Congédiée, l'héritière de la Province d'Ombre ploya les genoux et courba la tête, puis s'éloigna de l'estrade, croisant au passage Imogen, venue elle aussi présenter ses respects aux souverains. Elle n'eut pas besoin de se retourner pour deviner que l'expression de Vilhelm, lorsqu'il souhaiterait une bonne soirée à sa favorite, serait bien différente du masque de froideur auquel elle avait eu le droit. Un instant, son cœur se pinça de pitié pour la malheureuse, puis elle secoua la tête, chassant l'émotion parasite. Elle n'aurait jamais supporté n'être qu'une figurine de cire sur le trône, dont tout le monde se moquerait dans les couloirs. Quitte à devenir reine, elle serait la seule ; il n'y aurait pas d'autre femme qui influencerait son roi.
Souriante et polie, elle se mêla aisément à la foule, chipa un verre d'alebriss sur un plateau tenu par un serviteur. L'alcool, fabriqué dans la Province de Terre et particulièrement apprécié à la Cour de Ciel, lui réchauffa doucement la gorge et ses joues. Engagée, avec un Noble de son cercle de proches, dans une passionnante discussion à propos de littérature, elle laissa les heures s'écouler une à une, sans les retenir, sans chercher à se faire remarquer. Elle suivait les conseils de son Prince, elle profitait de la soirée.
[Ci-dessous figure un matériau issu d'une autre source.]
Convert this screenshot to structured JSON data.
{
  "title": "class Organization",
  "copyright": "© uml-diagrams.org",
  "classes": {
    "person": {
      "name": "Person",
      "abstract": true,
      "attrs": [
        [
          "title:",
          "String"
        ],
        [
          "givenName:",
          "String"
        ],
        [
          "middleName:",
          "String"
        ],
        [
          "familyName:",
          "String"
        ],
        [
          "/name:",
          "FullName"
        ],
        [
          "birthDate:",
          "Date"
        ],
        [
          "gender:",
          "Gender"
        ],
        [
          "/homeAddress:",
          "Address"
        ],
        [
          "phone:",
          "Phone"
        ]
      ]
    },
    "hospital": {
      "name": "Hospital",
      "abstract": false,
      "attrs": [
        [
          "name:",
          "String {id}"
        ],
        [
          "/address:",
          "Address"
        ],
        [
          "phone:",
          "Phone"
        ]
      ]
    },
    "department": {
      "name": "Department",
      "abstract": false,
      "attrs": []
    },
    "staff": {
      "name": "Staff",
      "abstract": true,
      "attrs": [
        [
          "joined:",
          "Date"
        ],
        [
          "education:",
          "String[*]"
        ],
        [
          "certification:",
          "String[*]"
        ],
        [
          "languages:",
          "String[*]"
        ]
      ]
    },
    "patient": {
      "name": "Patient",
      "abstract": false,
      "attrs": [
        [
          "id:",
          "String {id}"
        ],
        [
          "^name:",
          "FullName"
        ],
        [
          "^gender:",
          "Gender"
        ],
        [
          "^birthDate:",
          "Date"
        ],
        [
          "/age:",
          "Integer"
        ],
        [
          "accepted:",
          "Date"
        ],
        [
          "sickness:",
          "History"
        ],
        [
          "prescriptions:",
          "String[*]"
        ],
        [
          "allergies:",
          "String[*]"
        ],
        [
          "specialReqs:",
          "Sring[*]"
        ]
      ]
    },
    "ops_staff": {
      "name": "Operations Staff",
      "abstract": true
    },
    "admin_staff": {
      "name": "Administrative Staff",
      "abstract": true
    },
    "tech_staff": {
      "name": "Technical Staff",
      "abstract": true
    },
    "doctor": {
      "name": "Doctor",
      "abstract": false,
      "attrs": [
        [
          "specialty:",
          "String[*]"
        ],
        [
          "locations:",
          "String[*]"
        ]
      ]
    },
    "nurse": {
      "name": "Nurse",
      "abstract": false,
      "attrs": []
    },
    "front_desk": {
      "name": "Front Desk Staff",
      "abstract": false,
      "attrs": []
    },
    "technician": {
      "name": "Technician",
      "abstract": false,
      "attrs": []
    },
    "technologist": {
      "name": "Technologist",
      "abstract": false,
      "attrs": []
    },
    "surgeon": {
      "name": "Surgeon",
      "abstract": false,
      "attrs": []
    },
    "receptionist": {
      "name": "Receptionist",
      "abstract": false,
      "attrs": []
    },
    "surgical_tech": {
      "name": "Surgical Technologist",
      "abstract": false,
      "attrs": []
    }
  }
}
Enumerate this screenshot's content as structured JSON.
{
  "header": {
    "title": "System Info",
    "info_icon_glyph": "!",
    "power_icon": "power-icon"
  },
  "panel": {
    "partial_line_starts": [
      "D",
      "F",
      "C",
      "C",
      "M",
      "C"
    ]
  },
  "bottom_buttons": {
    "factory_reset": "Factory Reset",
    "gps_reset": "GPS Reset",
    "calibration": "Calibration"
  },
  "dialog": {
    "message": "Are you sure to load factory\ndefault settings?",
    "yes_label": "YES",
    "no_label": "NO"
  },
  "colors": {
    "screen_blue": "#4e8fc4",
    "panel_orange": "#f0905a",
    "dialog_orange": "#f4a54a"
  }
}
Cela ne l'empêchait pas de sentir les regards qui s'attardaient sur ses épaules nues, les murmures qui se soulevaient sur son passage. On la comparait sans cesse à Imogen. On pariait discrètement sur le choix du prince. On s'offusquait que telle ou telle soit choisie, on imaginait les conséquences sur les deux Provinces. Ici, à la Cour, ce n'était qu'un jeu. L'une des deux Dames vaincrait et resterait, l'autre perdrait et rentrerait chez elle.
Du moins, tous le pensaient.
Au fur et à mesure que la soirée progressait, le Roi se faisait de plus en plus nerveux, sans qu'Eliane n'esquisse un semblant de geste pour nuire à sa concurrente. Les regards de Vilhelm avaient beau être équivoques, les murmures des courtisans avaient beau la poursuivre, elle se contentait de discuter joyeusement, vidant sa coupe par petites gorgées espacées, gardant la tête claire et un joyeux sourire aux lèvres.
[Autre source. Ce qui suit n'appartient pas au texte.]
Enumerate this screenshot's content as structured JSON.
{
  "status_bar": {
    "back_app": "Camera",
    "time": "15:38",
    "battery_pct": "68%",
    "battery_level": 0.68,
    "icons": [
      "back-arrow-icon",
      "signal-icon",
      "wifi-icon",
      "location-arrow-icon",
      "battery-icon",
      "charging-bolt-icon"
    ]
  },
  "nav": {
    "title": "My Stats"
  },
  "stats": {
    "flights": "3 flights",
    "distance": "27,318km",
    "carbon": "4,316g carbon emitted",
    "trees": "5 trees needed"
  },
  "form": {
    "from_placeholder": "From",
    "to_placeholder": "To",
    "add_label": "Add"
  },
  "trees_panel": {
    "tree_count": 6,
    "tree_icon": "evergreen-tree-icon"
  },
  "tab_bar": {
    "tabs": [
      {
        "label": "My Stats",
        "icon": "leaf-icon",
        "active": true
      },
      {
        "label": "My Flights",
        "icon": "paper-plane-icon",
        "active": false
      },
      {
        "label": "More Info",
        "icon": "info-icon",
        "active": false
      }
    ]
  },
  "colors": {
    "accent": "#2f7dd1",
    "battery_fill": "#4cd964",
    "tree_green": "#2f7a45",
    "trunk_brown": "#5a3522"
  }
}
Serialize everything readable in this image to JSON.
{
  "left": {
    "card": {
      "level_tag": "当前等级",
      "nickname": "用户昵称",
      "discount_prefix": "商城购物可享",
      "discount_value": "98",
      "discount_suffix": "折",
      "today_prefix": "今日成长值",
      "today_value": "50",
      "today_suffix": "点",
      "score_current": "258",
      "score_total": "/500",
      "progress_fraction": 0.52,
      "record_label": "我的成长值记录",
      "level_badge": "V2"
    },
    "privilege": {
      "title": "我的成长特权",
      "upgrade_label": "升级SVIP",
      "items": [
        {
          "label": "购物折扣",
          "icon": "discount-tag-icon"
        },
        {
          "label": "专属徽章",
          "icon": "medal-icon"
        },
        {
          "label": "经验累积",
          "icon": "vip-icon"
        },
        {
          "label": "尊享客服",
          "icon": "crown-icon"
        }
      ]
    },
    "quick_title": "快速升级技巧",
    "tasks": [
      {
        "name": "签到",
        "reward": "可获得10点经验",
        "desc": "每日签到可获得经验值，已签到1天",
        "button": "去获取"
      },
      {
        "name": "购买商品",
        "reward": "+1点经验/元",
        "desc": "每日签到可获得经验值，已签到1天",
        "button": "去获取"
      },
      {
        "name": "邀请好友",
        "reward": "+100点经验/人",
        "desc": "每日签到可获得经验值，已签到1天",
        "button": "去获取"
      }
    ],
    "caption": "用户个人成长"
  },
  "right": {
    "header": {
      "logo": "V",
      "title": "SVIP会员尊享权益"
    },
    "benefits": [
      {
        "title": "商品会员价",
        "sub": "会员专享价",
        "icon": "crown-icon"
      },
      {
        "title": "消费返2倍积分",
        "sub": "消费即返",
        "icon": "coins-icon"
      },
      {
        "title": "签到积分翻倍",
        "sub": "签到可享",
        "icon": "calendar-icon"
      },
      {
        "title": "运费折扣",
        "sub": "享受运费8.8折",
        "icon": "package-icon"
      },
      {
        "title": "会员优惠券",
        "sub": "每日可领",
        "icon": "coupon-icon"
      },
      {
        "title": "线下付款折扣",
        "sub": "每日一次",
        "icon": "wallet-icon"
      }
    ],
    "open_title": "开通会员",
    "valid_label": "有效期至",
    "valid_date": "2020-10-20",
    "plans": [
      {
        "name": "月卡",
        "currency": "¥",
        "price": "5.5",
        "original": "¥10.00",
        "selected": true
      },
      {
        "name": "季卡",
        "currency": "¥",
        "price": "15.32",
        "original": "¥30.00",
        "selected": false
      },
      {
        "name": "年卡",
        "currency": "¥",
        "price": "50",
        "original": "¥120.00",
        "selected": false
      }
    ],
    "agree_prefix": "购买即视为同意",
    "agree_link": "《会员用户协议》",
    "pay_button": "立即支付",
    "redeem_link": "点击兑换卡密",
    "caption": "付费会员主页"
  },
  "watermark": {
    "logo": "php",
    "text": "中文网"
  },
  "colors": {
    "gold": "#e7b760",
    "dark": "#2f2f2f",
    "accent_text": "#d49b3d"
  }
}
Bientôt, le prince héritier commença à se pencher vers son père, à l'interroger, de plus en plus souvent, de moins en moins discrètement. À chaque fois, le Roi Laurus secouait la tête en signe de dénégation, mais son angoisse montante ravissait Eliane au plus haut point. Elle observait le petit manège de ses souverains avec un léger sourire, amusée de réaliser que c'était une gamine comme elle qui détenait le pouvoir sur un monarque.
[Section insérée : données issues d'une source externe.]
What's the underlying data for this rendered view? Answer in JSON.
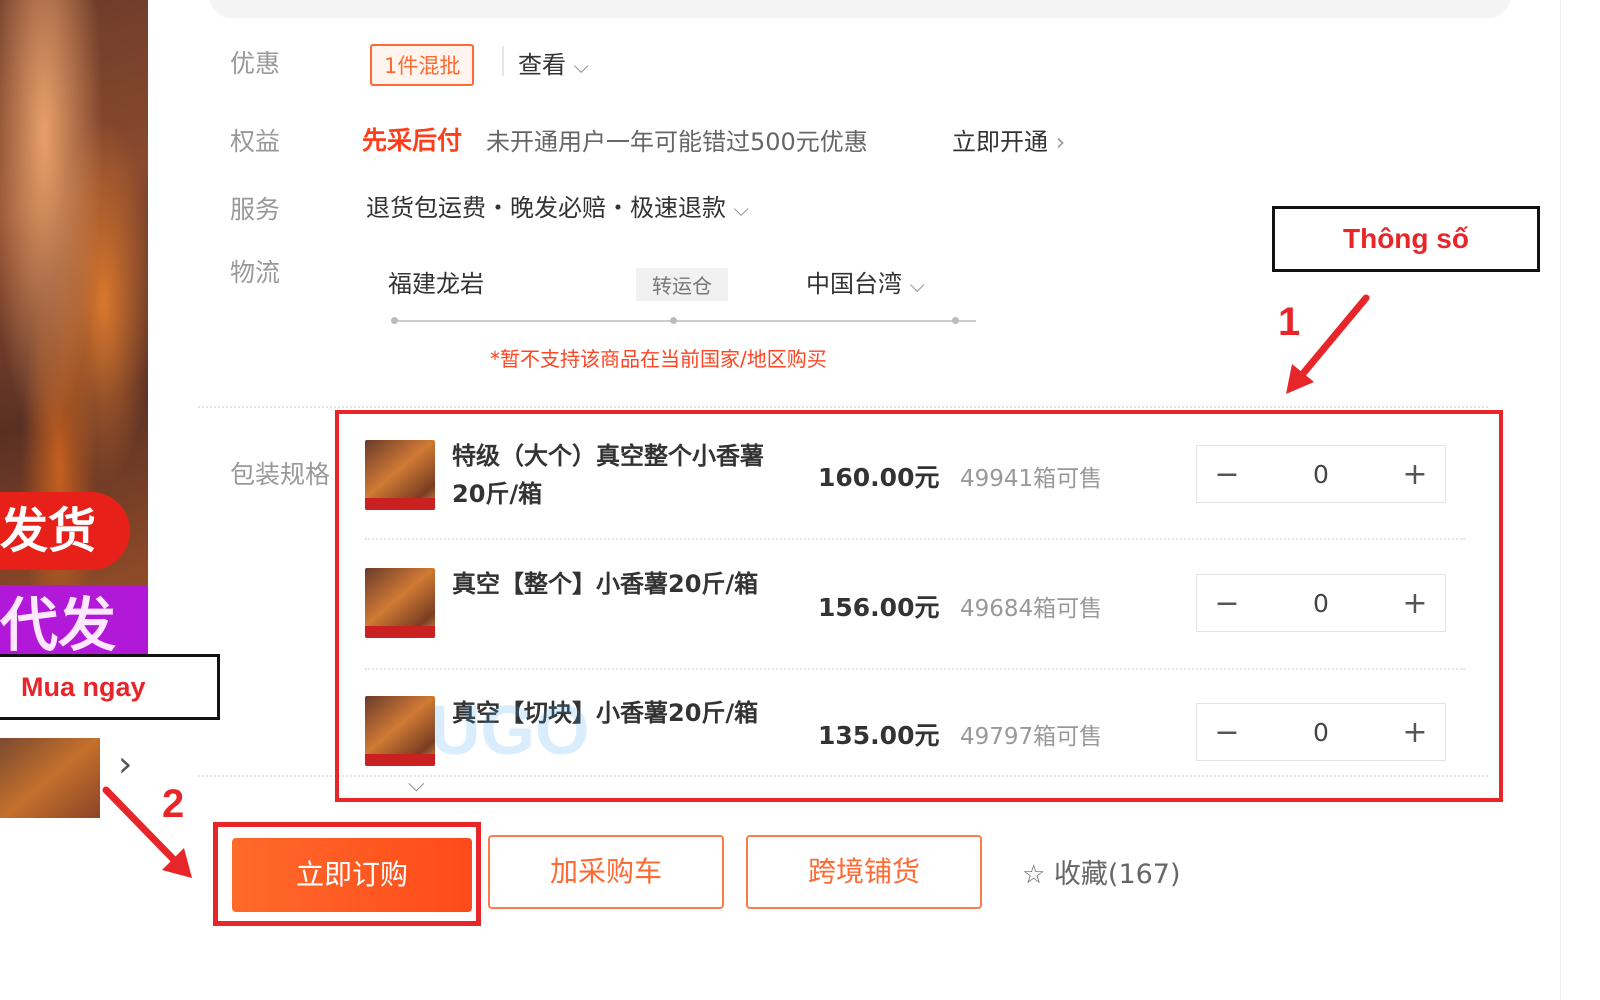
{
  "promo": {
    "label": "优惠",
    "badge": "1件混批",
    "view": "查看"
  },
  "rights": {
    "label": "权益",
    "highlight": "先采后付",
    "desc": "未开通用户一年可能错过500元优惠",
    "action": "立即开通"
  },
  "service": {
    "label": "服务",
    "items": "退货包运费・晚发必赔・极速退款"
  },
  "logistics": {
    "label": "物流",
    "from": "福建龙岩",
    "transfer": "转运仓",
    "to": "中国台湾",
    "notice": "*暂不支持该商品在当前国家/地区购买"
  },
  "specs": {
    "label": "包装规格",
    "rows": [
      {
        "name": "特级（大个）真空整个小香薯20斤/箱",
        "price": "160.00元",
        "stock": "49941箱可售",
        "qty": "0"
      },
      {
        "name": "真空【整个】小香薯20斤/箱",
        "price": "156.00元",
        "stock": "49684箱可售",
        "qty": "0"
      },
      {
        "name": "真空【切块】小香薯20斤/箱",
        "price": "135.00元",
        "stock": "49797箱可售",
        "qty": "0"
      }
    ]
  },
  "actions": {
    "buy_now": "立即订购",
    "add_cart": "加采购车",
    "cross_border": "跨境铺货",
    "favorite": "收藏(167)"
  },
  "left_banner": {
    "line1": "发货",
    "line2": "代发"
  },
  "annotations": {
    "callout_specs": "Thông số",
    "callout_buy": "Mua ngay",
    "step1": "1",
    "step2": "2"
  },
  "watermark": "UGO",
  "icons": {
    "chevron": "chevron-down-icon",
    "arrow": "chevron-right-icon",
    "star": "star-outline-icon"
  },
  "colors": {
    "accent": "#ff4a1a",
    "annotation": "#e8262a",
    "banner_red": "#e8201a",
    "banner_purple": "#b218d8"
  }
}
Finalement, lorsque Sethardi se mit lui aussi à lui jeter des œillades insistantes, elle se décida à passer à l'action. Sans quitter des yeux le jeune Noble avec lequel elle discutait, elle porta sa coupe encore à moitié vide à ses lèvres.
— Vanastril, murmura-t-elle au lieu de boire.
De sa main gauche, dissimulée dans les pans de sa large robe, elle esquissa une série de gestes précis, si rapides que même quelqu'un qui aurait cherché à deviner ses intentions n'en aurait pas compris la moitié. Et, de toute façon, personne ou presque ne se doutait qu'elle préparait quelque chose. Elle sentit une petite tension dans son ventre, comme de l'angoisse. L'espace d'un instant, rien ne se passa.